То обстоятельство, что в эксгумированном утопленнике начальник биржайской милиции не признал лейтенанта Будрайтиса, не упростило дела, как поначалу показалось Грачику. Торжество, испытанное им в момент, когда он передавал конверт с этими протоколами Кручинину, было, по-видимому, преждевременным. Кручинин терпеливо и очень обстоятельно объяснил Грачику, какие преимущества они получили бы, окажись утопленник Будрайтисом, и какие трудности возникали в связи с тем, что исчезновение Будрайтиса по-прежнему оставалось тайной. Расследование Грачика пошло прежним путём. Но Кручинин не оставлял наблюдения и за делом Будрайтиса. Убеждение в том, что исчезновение лейтенанта милиции каким-то образом связано с делом Круминьша, не оставляло его, хотя никаких внешних данных для этого, казалось, и не было. При этом Кручинин немного посмеивался над самим собой: если бы Грачик проявил подобное, мало на чём основанное упрямство, Кручинин наверняка высмеял бы его и заставил бы отказаться от предвзятой уверенности в общности этих двух дел. Пожалуй, только для очистки совести Кручинин ещё раз поехал в Алуксне с намерением посмотреть сводки милиции о происшествиях последнего времени. Но стоило ему в одной из этих сводок столкнуться с обстоятельством, показавшимся схожим с подобным же обстоятельством в деле Круминьша, как он понял, что недаром совершил эту поездку, и его уже нельзя было оторвать от папки с надписью: «Дело о покушении на убийство Лаймы Зведрис».

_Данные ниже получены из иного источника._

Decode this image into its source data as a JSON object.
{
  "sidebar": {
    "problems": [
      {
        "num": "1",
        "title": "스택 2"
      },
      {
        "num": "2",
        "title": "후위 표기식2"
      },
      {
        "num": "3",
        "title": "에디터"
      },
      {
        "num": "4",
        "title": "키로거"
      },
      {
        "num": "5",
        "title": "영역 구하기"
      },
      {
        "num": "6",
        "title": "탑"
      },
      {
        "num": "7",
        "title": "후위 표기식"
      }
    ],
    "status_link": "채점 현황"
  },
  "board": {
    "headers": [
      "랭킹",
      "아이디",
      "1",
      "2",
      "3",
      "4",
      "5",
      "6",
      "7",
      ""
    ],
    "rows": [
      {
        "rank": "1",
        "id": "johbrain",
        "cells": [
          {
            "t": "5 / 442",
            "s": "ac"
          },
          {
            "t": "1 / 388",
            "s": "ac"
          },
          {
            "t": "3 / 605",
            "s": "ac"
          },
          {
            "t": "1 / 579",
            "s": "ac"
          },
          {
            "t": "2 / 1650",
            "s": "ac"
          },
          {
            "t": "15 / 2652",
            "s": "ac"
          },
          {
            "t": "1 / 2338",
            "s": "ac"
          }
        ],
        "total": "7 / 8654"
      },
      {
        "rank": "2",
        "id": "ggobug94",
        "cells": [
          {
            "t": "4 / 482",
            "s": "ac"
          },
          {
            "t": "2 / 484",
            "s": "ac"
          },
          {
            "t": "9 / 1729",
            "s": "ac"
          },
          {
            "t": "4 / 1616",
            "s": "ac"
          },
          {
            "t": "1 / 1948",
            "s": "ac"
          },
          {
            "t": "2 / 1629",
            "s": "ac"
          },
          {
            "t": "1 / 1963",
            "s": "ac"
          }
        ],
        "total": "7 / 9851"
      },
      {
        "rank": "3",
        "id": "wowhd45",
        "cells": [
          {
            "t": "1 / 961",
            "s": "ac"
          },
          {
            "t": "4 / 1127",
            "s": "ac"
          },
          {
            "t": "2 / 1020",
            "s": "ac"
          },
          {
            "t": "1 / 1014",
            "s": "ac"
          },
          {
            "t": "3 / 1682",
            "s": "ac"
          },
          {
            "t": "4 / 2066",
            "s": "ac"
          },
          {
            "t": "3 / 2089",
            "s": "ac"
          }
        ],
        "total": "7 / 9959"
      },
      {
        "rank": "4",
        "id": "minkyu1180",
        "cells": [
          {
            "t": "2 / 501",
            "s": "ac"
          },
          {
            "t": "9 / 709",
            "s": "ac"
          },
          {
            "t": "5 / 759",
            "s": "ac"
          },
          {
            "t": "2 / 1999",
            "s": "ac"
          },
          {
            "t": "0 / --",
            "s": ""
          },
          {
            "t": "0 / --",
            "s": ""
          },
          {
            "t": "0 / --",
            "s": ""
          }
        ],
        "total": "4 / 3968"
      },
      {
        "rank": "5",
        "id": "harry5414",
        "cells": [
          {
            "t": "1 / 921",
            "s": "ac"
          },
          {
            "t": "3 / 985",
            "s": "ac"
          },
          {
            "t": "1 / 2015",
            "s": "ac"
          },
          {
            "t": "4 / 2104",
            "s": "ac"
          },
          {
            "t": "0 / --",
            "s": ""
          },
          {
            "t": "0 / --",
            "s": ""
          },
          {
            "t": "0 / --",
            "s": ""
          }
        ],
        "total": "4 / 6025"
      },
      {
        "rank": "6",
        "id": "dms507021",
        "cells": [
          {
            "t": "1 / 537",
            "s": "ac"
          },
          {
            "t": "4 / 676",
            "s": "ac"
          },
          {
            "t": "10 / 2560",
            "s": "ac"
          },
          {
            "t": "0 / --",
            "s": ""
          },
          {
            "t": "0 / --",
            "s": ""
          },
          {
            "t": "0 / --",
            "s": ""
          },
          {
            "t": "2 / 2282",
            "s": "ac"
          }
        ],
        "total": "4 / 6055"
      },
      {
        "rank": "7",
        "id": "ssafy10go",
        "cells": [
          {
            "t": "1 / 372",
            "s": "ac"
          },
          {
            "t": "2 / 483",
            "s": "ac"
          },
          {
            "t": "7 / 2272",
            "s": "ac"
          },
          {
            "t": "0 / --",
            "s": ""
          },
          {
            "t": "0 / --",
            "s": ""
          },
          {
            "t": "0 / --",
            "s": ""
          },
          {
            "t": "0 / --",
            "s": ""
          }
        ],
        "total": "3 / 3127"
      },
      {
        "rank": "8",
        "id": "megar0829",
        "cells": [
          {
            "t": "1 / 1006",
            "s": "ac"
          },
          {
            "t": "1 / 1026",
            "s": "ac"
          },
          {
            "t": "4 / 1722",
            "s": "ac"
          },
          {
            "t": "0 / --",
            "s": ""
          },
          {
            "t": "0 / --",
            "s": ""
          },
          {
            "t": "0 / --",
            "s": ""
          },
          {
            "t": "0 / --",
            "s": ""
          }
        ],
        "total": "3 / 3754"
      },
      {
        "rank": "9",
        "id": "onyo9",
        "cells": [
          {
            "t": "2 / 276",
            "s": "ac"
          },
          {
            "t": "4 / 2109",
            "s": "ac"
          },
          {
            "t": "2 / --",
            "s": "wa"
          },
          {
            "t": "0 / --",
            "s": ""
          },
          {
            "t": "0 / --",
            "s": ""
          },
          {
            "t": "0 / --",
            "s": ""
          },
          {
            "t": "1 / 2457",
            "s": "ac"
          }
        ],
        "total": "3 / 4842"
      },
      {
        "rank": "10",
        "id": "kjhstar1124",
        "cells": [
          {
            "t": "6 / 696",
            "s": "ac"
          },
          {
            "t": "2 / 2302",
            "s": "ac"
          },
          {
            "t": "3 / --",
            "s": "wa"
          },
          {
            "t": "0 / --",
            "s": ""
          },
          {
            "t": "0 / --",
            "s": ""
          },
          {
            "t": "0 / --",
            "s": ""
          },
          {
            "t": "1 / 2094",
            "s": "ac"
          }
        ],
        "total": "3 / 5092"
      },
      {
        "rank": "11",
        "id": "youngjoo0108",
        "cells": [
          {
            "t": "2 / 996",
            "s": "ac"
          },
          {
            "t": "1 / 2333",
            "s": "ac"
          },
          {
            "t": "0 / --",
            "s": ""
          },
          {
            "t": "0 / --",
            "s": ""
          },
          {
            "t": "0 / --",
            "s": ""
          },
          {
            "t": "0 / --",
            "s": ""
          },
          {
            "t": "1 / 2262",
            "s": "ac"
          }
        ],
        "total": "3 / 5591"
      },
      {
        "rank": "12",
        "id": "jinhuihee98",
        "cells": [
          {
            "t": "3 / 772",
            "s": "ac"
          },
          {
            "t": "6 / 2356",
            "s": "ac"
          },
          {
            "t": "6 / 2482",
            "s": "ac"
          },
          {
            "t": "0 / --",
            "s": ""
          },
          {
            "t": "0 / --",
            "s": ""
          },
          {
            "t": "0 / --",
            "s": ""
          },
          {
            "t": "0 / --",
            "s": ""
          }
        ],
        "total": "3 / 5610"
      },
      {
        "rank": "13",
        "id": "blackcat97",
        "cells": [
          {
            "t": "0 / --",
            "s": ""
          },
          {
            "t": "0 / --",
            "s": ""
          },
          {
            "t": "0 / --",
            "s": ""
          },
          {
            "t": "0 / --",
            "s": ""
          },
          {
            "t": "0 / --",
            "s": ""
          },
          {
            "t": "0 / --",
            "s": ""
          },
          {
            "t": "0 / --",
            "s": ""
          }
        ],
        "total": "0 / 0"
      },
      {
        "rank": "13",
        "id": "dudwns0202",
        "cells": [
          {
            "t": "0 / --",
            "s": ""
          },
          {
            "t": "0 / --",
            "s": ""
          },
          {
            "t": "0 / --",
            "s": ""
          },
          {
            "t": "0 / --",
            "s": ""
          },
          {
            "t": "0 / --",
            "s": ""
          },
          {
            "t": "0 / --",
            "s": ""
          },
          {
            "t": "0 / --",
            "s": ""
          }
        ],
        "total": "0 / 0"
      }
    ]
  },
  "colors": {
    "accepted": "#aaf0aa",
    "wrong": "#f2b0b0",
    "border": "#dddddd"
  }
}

Суть дела была такова: несколько времени тому назад в милицию поступило сообщение о том, что шлюпка, взятая на лодочной станции алуксненского озера, не вернулась до ночи. Нигде у берегов поблизости от Алуксне лодка не была обнаружена, и возникло подозрение о несчастии с оставившей в залог за лодку своё командировочное удостоверение Лаймой Зведрис. К утру обнаружили лодку посреди озера. Не составило труда установить, что Лайма Зведрис остановилась в гостинице. Из опроса прислуги выяснили, что накануне Лайму, кажется, видели на улице разговаривающей с постояльцем по фамилии Строд, тоже проживавшим в гостинице. Строд ушёл из гостиницы примерно в тот же час, когда Зведрис брала лодку; вернулся около полуночи и на рассвете выписался. Розыскная собака не без труда, но все же взяла след Строда и привела к сапожной мастерской, а от неё к дому, где проживает престарелый инвалид труда Янис Юргенсон. Установили, что вечером этот Юргенсон решительно никуда не отлучался. Не было бы ничего удивительного в том, если бы собака взяла неверный след: он был недостаточно свеж. Но из дальнейшего опроса Юргенсона выяснилось, что он действительно ходил в сапожную мастерскую, чтобы отнести в починку свои старые башмаки. При проверке этого обстоятельства выяснилось, что башмаков, сданных в починку Юргенсоном, у сапожника нет, — они были отданы на время другому заказчику — приезжему, принёсшему для растяжки узконосые сапоги. Этот заказчик за своими сапогами не явился. Они остались в мастерской. По показанию гостиничной прислуги, эти сапоги принадлежали Строду, их было легко узнать по характерному — узкому и длинному — носку.